The Urgency of a Wealth-Creating System
But we must go further.
What Africa lacks is a well-oiled, wealth-creating system that values its creators and allows them to thrive without waiting for outside validation. Today, gaining access to the Met Gala also means turning on the cash machine: buying your seat, sponsoring a table, financing an artist’s presence and above all funding the museum, the salaries, the board and their expenses. These are the rules of the prestige market, and only those able to mobilize significant capital can break through. Can we check what is hapenning in the US and really assess, if we, as Africans want to play that game and continue to serve other communities and leave our own communities to be taken care of by NGO’S ?
The boldness to dare, to build, to break free from models with limitations from elsewhere —that is the mission of our generation.
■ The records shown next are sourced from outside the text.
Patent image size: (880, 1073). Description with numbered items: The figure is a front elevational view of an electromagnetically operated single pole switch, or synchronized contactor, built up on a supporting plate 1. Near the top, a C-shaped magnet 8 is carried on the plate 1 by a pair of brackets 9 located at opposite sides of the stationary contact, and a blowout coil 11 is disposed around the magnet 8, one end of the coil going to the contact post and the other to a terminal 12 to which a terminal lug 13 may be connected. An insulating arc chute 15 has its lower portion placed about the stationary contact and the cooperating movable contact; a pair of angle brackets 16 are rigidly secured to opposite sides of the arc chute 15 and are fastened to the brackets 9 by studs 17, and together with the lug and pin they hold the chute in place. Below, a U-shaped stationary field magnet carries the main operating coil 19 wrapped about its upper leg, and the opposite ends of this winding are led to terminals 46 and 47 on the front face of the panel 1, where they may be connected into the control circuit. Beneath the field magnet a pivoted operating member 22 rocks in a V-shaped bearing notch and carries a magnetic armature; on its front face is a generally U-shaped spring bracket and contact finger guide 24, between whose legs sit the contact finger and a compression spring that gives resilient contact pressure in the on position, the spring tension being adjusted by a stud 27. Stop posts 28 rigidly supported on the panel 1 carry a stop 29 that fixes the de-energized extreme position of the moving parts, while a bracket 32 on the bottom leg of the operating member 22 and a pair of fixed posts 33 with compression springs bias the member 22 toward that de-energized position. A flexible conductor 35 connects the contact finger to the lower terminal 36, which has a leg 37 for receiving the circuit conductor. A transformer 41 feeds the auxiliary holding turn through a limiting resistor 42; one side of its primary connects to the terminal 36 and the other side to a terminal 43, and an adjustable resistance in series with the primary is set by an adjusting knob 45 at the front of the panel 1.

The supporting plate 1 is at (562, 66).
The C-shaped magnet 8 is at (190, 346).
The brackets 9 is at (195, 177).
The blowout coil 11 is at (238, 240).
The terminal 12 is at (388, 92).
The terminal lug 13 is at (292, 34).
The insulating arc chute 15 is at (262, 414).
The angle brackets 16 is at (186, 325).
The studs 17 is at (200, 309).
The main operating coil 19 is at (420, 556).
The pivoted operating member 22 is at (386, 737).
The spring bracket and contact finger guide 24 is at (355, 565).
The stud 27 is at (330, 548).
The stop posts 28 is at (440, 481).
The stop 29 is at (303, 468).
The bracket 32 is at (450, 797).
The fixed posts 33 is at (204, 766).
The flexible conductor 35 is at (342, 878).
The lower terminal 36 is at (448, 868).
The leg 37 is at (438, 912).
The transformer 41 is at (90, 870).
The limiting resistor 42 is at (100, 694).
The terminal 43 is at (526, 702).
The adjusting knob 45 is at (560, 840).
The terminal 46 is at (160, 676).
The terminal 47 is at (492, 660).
It is up to us to finish this work, to create the conditions for a sovereign, inclusive African luxury that truly generates wealth for communities locally in those little villages where the most wealth could be created from yet we have decided that the mission should be led by the red cross.
To preserve our heritage and build museums that can teach our communities about identity, hard work and help build institutions that we deserve, as the late Koyo Kouoh said :
“You have to set up your own house and build your own home as opposed to trying to get into someone else's castle.”